Arizaca consideró posible iniciar el diálogo hoy, aunque no se ha definido el lugar donde se encontrarían las autoridades regionales, los dirigentes de las mineros informales, los comuneros y los representantes de la minera.
VERSIONES ENCONTRADAS
Se desconoce la suerte de los 29 trabajadores que estarían dentro del campamento. La misma policía de Ananea, cerca del lugar, dijo no tener información concreta sobre esa denuncia hecha por el representante de la minera Ernesto Bendezú. Como en días anteriores, Bendezú declaró ayer a una radio local que al menos 29 personas (entre operarios y obreros) permanecían retenidas en las instalaciones del campamento.
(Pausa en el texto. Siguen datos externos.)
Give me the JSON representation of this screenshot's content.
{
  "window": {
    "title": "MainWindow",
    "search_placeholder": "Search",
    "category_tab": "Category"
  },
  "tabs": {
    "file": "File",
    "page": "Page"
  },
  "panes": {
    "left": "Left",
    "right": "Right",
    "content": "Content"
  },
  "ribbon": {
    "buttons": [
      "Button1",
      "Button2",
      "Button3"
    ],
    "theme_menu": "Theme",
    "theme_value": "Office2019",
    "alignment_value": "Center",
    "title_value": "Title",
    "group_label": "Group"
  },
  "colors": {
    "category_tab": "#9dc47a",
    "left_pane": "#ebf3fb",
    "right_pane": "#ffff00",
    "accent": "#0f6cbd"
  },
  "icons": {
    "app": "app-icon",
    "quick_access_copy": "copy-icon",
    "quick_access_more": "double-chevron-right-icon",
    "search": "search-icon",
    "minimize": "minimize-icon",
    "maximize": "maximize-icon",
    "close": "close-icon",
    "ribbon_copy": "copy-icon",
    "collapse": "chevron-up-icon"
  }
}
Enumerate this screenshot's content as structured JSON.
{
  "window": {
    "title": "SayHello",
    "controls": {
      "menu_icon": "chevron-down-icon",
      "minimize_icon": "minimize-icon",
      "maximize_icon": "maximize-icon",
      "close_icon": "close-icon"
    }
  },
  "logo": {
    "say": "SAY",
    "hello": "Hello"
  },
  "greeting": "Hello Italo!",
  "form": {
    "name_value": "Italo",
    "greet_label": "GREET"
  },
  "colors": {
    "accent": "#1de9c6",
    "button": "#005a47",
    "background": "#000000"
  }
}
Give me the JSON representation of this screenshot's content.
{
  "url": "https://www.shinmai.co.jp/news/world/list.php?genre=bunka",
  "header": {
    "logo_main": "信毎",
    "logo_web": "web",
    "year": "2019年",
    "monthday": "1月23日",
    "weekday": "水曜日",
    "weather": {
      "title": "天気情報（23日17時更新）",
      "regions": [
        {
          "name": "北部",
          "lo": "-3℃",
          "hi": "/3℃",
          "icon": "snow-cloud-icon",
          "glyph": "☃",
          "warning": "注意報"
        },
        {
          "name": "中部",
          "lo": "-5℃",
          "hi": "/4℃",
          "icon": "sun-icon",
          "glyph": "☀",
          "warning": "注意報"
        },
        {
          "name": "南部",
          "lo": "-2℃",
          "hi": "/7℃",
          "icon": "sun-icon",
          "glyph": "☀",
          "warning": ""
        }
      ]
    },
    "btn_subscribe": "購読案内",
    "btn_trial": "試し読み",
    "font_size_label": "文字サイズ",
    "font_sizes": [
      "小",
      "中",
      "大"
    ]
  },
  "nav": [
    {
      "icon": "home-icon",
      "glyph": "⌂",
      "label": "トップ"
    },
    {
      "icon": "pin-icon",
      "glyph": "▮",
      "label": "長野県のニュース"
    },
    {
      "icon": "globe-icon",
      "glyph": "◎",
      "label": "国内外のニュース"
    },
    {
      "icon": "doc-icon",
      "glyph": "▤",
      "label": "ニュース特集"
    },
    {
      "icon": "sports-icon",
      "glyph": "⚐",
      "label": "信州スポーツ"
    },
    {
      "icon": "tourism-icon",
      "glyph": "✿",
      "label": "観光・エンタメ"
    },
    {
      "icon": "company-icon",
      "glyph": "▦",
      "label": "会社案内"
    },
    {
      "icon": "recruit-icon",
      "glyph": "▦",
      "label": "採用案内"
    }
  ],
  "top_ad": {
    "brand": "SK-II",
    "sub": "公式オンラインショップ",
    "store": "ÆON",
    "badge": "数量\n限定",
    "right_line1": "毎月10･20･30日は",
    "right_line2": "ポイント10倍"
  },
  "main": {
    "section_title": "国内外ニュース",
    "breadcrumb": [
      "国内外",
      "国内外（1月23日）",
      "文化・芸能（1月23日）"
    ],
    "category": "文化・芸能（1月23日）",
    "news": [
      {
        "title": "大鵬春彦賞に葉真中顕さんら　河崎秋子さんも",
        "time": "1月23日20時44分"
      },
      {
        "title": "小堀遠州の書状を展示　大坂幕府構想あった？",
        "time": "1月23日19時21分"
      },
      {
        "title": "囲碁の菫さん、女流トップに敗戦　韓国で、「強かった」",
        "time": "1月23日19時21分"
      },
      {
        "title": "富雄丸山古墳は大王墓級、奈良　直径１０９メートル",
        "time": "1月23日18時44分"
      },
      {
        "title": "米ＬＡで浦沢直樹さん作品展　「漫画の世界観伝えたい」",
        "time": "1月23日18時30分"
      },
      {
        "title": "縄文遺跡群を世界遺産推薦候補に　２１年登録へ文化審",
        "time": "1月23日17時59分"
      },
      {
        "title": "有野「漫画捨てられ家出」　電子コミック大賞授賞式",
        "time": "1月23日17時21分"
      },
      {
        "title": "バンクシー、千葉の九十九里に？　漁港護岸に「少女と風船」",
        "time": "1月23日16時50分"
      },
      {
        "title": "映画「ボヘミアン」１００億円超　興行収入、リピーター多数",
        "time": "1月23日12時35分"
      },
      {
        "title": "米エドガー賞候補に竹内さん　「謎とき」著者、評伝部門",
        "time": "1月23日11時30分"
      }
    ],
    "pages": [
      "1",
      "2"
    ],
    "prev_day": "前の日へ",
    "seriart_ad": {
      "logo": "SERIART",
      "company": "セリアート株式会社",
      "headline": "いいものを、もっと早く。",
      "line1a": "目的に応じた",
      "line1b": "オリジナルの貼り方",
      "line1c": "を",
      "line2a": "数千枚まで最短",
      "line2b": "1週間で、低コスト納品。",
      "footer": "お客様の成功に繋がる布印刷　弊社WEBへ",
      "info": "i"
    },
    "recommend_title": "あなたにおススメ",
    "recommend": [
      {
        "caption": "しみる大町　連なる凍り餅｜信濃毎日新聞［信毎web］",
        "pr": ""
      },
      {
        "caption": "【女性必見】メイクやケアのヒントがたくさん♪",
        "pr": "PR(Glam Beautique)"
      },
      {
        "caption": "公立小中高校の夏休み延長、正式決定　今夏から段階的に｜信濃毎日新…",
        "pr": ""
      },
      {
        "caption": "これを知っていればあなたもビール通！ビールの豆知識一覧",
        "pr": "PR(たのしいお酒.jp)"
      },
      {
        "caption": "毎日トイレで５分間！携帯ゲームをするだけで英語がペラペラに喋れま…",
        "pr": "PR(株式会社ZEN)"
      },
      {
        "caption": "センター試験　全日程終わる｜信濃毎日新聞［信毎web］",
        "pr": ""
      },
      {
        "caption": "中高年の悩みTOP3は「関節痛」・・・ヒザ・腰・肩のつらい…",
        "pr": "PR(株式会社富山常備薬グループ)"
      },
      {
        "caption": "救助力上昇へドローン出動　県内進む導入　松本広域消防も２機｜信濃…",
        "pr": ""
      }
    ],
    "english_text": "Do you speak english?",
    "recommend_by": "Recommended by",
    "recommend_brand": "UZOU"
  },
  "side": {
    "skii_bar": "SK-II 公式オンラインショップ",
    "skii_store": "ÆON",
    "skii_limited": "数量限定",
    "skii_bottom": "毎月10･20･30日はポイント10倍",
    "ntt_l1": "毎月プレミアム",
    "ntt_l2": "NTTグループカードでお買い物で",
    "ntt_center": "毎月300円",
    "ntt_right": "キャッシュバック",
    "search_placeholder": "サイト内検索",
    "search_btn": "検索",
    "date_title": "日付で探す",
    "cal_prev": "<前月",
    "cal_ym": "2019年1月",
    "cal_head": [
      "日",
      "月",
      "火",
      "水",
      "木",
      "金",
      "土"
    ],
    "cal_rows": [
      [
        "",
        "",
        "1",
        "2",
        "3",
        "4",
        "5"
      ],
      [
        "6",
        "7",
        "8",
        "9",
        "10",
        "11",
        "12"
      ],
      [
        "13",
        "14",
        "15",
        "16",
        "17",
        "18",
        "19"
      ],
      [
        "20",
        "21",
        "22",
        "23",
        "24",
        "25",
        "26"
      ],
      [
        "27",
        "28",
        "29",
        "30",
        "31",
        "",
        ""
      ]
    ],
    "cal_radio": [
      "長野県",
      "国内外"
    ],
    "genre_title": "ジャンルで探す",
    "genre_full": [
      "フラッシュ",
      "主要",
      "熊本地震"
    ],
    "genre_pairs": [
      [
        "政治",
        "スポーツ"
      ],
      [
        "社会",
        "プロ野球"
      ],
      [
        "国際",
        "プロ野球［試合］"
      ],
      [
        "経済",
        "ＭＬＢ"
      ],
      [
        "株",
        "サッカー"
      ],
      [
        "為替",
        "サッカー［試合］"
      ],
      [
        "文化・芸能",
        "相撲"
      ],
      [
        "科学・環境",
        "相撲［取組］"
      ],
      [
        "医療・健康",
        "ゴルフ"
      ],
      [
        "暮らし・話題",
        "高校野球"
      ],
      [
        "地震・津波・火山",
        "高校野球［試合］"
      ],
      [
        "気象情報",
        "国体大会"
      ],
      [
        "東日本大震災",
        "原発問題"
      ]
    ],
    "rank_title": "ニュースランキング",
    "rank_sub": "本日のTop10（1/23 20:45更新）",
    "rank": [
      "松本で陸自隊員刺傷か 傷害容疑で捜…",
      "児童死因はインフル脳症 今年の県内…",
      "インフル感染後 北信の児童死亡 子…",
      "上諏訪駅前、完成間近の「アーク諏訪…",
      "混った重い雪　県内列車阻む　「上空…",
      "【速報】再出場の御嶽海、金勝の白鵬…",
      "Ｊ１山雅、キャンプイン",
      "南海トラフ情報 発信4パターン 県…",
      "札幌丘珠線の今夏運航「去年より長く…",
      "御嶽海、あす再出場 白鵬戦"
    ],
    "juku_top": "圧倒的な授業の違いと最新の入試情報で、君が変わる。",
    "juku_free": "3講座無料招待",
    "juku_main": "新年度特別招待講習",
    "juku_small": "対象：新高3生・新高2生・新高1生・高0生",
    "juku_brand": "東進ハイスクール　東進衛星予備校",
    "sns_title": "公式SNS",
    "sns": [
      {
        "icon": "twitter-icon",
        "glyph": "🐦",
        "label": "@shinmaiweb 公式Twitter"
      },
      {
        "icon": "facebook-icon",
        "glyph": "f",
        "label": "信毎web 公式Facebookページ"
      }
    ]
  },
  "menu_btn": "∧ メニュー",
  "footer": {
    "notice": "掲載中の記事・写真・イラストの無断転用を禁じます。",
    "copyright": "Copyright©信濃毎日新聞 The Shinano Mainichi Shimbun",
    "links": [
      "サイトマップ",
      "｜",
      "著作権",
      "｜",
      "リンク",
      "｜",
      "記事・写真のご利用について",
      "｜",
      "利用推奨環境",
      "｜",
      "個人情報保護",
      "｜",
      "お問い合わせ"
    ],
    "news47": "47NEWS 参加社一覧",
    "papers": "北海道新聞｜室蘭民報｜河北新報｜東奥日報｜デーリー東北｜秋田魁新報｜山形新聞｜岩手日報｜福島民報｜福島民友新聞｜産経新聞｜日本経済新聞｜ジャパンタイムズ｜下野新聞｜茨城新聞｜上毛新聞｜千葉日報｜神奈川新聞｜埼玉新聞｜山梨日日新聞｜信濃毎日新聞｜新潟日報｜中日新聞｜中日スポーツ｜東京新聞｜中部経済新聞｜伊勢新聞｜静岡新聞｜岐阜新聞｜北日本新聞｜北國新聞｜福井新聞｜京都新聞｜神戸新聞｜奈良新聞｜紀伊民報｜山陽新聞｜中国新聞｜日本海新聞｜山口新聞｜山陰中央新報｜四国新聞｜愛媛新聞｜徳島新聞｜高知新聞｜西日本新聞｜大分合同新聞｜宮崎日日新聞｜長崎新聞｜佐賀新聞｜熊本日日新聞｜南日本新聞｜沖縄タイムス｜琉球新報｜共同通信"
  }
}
Sin embargo, el general PNP Hugo Delgado, jefe de la Duodécima Región Policial, declaró a El Comercio que un representante de la Fiscalía Provincial de Sandia certificó que no había ninguna persona retenida. Con los problemas que supone llegar a Quiaca por los bloqueos en la carretera, es difícil saber exactamente qué sucede en la zona, aun para las autoridades.
CRONOLOGÍA
Un conflicto que se repite
[30/10/2000]
Ollanta Humala, junto con 49 efectivos de tropa y un suboficial, toma las instalaciones del asiento cuprífero de Toquepala.
[16/11/2000]
En Arequipa, unos 300 mineros informales invaden la mina de oro ubicada en el distrito de Yanaquihua, en la provincia de Condesuyos, y expulsan a sus propietarios.
[24/1/2004]
Cerca de 800 personas, entre mineros y pobladores, toman la mina de oro Cuatro Horas, ubicada en el distrito de Cháparra, Arequipa.
[23/4/2004]
En Piura, un grupo de ronderos intenta tomar por la fuerza el campamento Río Blanco de la compañía Majaz, en la provincia de Huancabamba.
DEL CONSULTOR
El Gobierno debe estar allí presente*
Lo que sucede en la mina Untuca afecta la imagen del Perú como país atractivo para la minería.
Estos problemas se originan porque hay una preocupante penetración de la minería informal, que cada vez abarca mayores volúmenes de extracción. En la actualidad se estima que ya alcanzó el 10% del total del oro extraído. El problema con este tipo de minería es que contamina el medio ambiente, pues usa insumos nocivos y sin control. Es tarea del Gobierno supervisar la comercialización y traslado de dichos insumos.
El Gobierno tiene que jugar un papel más proactivo en la solución de los conflictos, sobre todo en las comunidades que empiezan a exagerar en sus pedidos a la minería formal. Por ejemplo, cuando se trata de imponer el uso masivo de la mano de obra local, que suele ser mayor que lo racional. Debe primar la capacidad de diálogo entre los actores.
Parece ser que el Gobierno tiene esa voluntad, pero se ve cierta medrosidad en sus acciones. Apenas se genere la posibilidad de una inversión minera en una comunidad, el Gobierno debe estar allí presente para evitar que los conflictos degeneren.